Es dauerte keine zehn Minuten, bis der Notarzt eintraf, und nach einer kurzen Untersuchung gab er Frau Vollmer ein Beruhigungsmittel. Währenddessen telefonierte ihr Mann mit jemandem, von dem er als einem Freund der Familie sprach und der kurz darauf an der Haustür schellte.
Bei seinem Eintreffen nickte er den Anwesenden nur flüchtig zu und wandte sich dann an Hanno Vollmer, den Vater des getöteten Jungen. Benno registrierte, dass echter Schmerz in seiner Miene zu lesen war und wendete sich gleich darauf respektvoll ab, als die beiden Männer gemeinsam ihren Tränen freien Lauf ließen.
Da zu diesem Zeitpunkt der Notarzt mit Hella Vollmer beschäftigt war, richtete sich die Aufmerksamkeit des Neuankömmlings als Nächstes auf die anwesenden Polizisten. Er stellte sich Benno und Gruber vor und schüttelte ihnen nacheinander die Hand.
„Ich bin Martin Lehmann, der ehemalige Pfarrer der hiesigen Matthäuskirche. Die Vollmers und ich sind seit Jahren befreundet. Genauer gesagt seit Jahrzehnten.

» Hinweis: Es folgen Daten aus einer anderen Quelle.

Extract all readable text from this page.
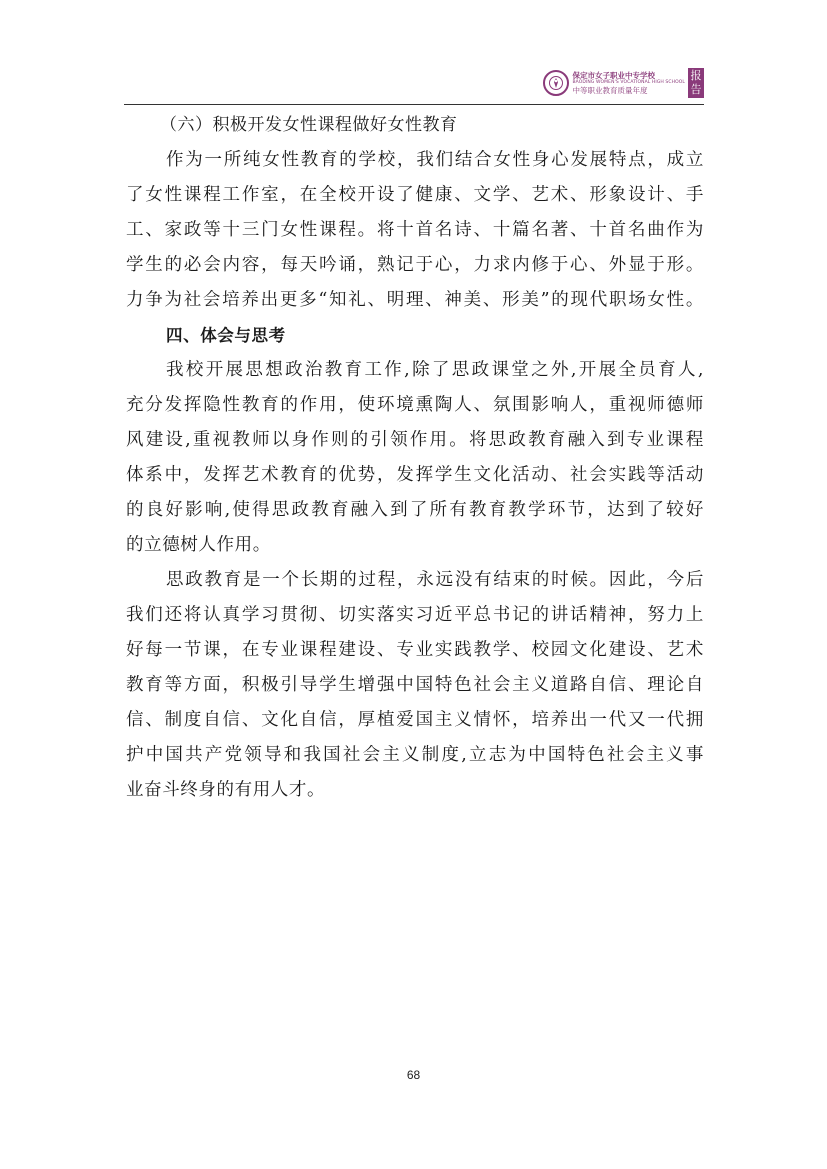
保定市女子职业中专学校
BAODING WOMEN'S VOCATIONAL HIGH SCHOOL
中等职业教育质量年度
报
告
（六）积极开发女性课程做好女性教育
作为一所纯女性教育的学校，我们结合女性身心发展特点，成立
了女性课程工作室，在全校开设了健康、文学、艺术、形象设计、手
工、家政等十三门女性课程。将十首名诗、十篇名著、十首名曲作为
学生的必会内容，每天吟诵，熟记于心，力求内修于心、外显于形。
力争为社会培养出更多“知礼、明理、神美、形美”的现代职场女性。
四、体会与思考
我校开展思想政治教育工作,除了思政课堂之外,开展全员育人,
充分发挥隐性教育的作用，使环境熏陶人、氛围影响人，重视师德师
风建设,重视教师以身作则的引领作用。将思政教育融入到专业课程
体系中，发挥艺术教育的优势，发挥学生文化活动、社会实践等活动
的良好影响,使得思政教育融入到了所有教育教学环节，达到了较好
的立德树人作用。
思政教育是一个长期的过程，永远没有结束的时候。因此，今后
我们还将认真学习贯彻、切实落实习近平总书记的讲话精神，努力上
好每一节课，在专业课程建设、专业实践教学、校园文化建设、艺术
教育等方面，积极引导学生增强中国特色社会主义道路自信、理论自
信、制度自信、文化自信，厚植爱国主义情怀，培养出一代又一代拥
护中国共产党领导和我国社会主义制度,立志为中国特色社会主义事
业奋斗终身的有用人才。
68
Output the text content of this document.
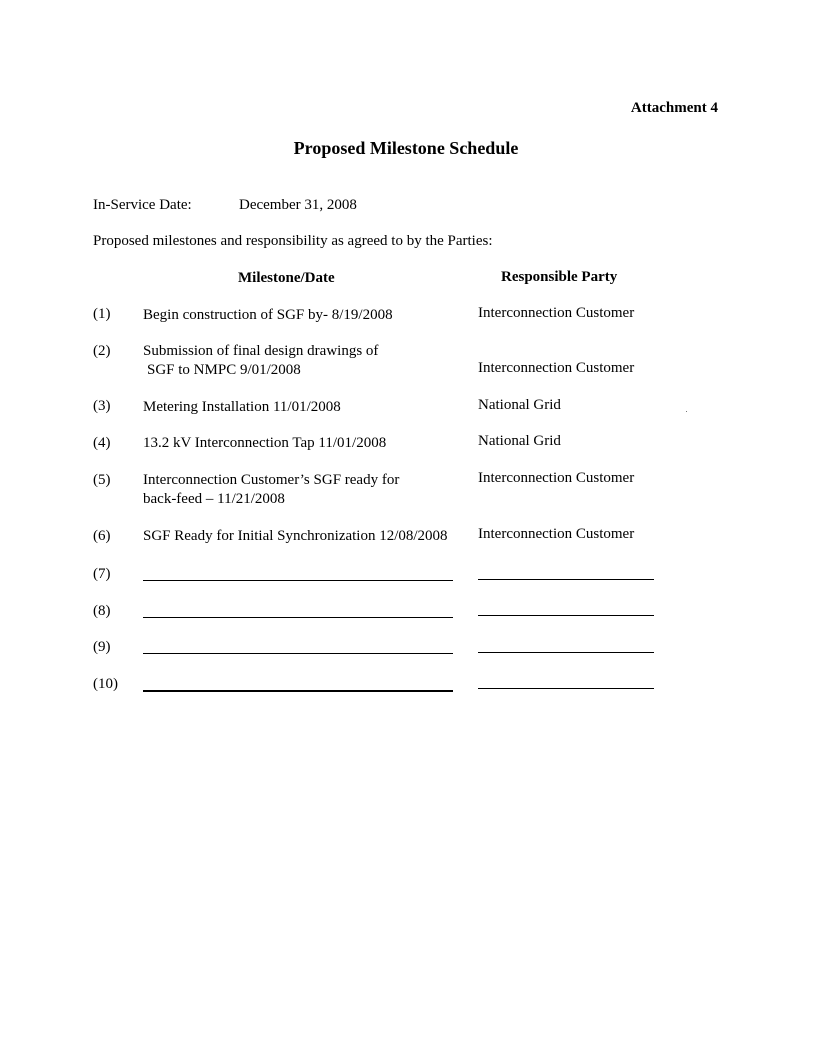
Attachment 4
Proposed Milestone Schedule
In-Service Date:	December 31, 2008
Proposed milestones and responsibility as agreed to by the Parties:
Milestone/Date	Responsible Party
(1) Begin construction of SGF by- 8/19/2008	Interconnection Customer
(2) Submission of final design drawings of
SGF to NMPC 9/01/2008	Interconnection Customer
(3) Metering Installation 11/01/2008	National Grid
(4) 13.2 kV Interconnection Tap 11/01/2008	National Grid
(5) Interconnection Customer’s SGF ready for
back-feed – 11/21/2008
Interconnection Customer
(6) SGF Ready for Initial Synchronization 12/08/2008 Interconnection Customer
(7)
(8)
(9)
(10)
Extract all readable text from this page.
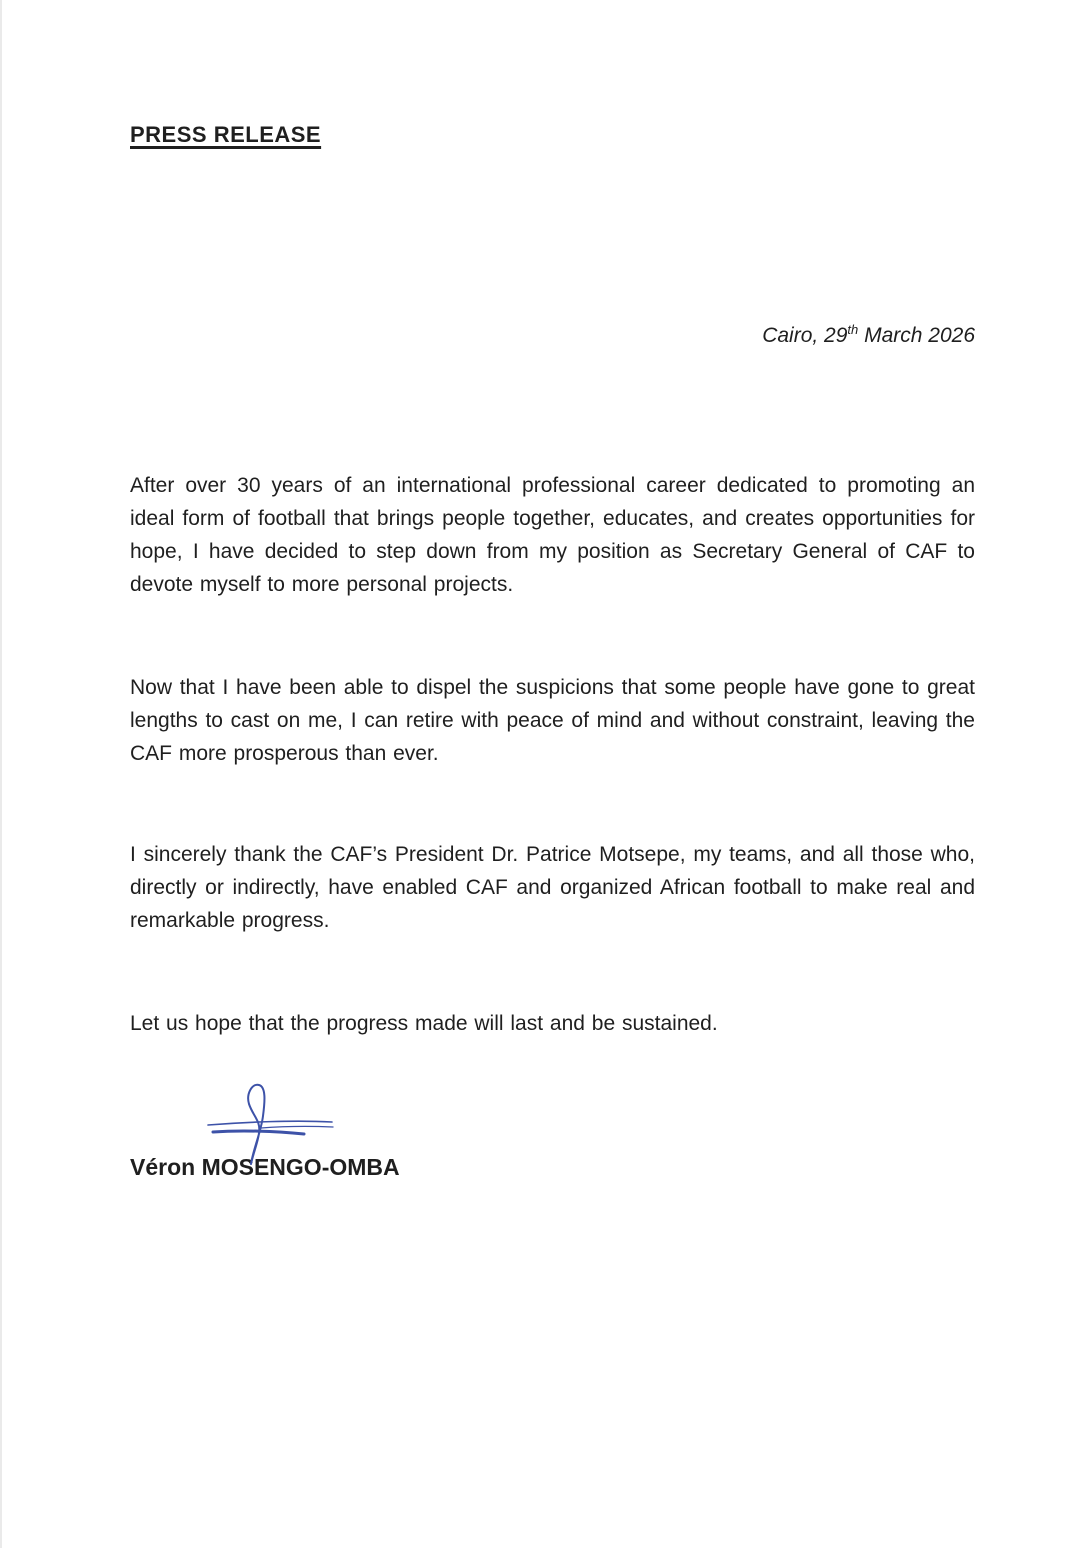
PRESS RELEASE
Cairo, 29th March 2026

After over 30 years of an international professional career dedicated to promoting an ideal form of football that brings people together, educates, and creates opportunities for hope, I have decided to step down from my position as Secretary General of CAF to devote myself to more personal projects.

Now that I have been able to dispel the suspicions that some people have gone to great lengths to cast on me, I can retire with peace of mind and without constraint, leaving the CAF more prosperous than ever.

I sincerely thank the CAF’s President Dr. Patrice Motsepe, my teams, and all those who, directly or indirectly, have enabled CAF and organized African football to make real and remarkable progress.

Let us hope that the progress made will last and be sustained.

Véron MOSENGO-OMBA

Deswegen hat Hanno – ich meine, Herr Vollmer – mich her gebeten, obwohl ich streng genommen kein Priester mehr bin.“
Ehemaliger Pfarrer?“ Gruber tauschte einen Blick mit Benno.
„Ja.“ Lehmann nickte und verschränkte die Arme. „So nennt man das doch, wenn man einen Beruf nicht mehr ausübt, oder?“
„Ach? Was hat Sie denn bewogen, diesen … Beruf aufzugeben?“, wollte Benno wissen und erntete sowohl von Lehmann als auch von seinem Kollegen irritierte Blicke.
„Am ehesten könnte man wohl sagen, so was wie Konflikte mit der Ausrichtung der Kirche in bestimmten Fragen“, erwiderte ihr Gegenüber schließlich. „Und Sie haben demnach die undankbare Aufgabe gehabt, einer Mutter die traurige Nachricht vom Tod ihres Sohnes zu überbringen, nehme ich an“, wechselte er dann übergangslos das Thema. Die Botschaft war eindeutig, aber auch nur zu verständlich. Immerhin hatten seine Beweggründe für das Ausscheiden aus dem Priesterberuf nichts mit dem Mord an Jonas zu tun. Daher verkniff Benno sich weitere Fragen zu dem Thema.
Er fragte sich natürlich trotzdem, warum der Mann seinen Talar an den Nagel gehängt haben mochte. Aus Altersgründen wohl kaum, denn er schien in etwa dasselbe Alter zu haben wie die Vollmers.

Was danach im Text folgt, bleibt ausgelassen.